A Phase III Novartis study is making a pre-play for Amgen/Pfizer's hold on the Enbrel psoriasis market. The drug maker announced Monday that its pipeline treatment AIN457 (secukinumab) “demonstrated superiority” over Enbrel on both efficacy and tolerability in a head-to-head comparison among moderate-to-severe plaque psoriasis patients. Monday's announcement is part of a portfolio of Enbrel digs over the past few weeks, first with the June 24 report that Sandoz was working on a look-alike version, and a study that found patients on lower-tech drugs can do just as well as they could on Enbrel.

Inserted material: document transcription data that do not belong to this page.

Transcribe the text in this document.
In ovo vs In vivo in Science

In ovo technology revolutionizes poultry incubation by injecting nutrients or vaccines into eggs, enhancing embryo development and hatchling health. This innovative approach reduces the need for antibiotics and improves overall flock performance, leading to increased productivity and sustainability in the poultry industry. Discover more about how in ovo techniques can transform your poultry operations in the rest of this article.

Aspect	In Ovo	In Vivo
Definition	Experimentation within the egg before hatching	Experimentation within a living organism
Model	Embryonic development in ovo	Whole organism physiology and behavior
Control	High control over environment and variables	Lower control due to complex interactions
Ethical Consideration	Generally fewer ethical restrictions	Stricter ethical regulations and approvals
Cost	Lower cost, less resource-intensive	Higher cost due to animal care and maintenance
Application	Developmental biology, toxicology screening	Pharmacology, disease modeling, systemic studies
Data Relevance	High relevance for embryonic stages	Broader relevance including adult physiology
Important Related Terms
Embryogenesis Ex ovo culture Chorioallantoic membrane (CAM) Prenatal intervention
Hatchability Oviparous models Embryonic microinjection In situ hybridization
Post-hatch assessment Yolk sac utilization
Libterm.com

FDA granted orphan drug status to Activartis' experimental brain cancer therapy AV0113, reports PMLive, which notes that this label is in addition to the orphan drug status granted earlier by the EMA. The experimental treatment is for an aggressive cancer called malignant glioma. Glioma refers to tumors that begin in the brain or spinal cord.

Generic drug makers may soon be responsible to ensuring their drug labels are in step with the latest regulatory findings. The proposed change—submitted to the Office of Management and Budget—would mean generics' labels would be held to the same standard as that of branded peers. Current rules require generics to have the same labels, and that all labels changes must be approved by the FDA for generics. This is even when makers of branded drugs update their labels if they get what the NYTimes calls important new information about their drugs. NYT notes that this new rule would compel generics makers to stay on top of this same information, and failure to do so “could make them liable if a court were to find they failed to warn patients about potential harms.”

The administration has eased healthcare reform reporting requirements for health exchanges, and will now rely on consumers to accurately report their income and insurance status, as opposed to requiring exchanges to verify the information consumers provide on these measures, reported the Washington Post, Friday. The change was announced over a long holiday weekend, and came two days after the Treasury announced that employer reporting requirements will be pushed off for another year. Friday's change will have an impact on the 16 states and the District of Columbia, which will be running their own exchanges. Washington & Lee law professor Timothy Jost told the WP that the new system isn't new for the government, and likened the honor policy to the same one that requires tax payers to report cash tips as income.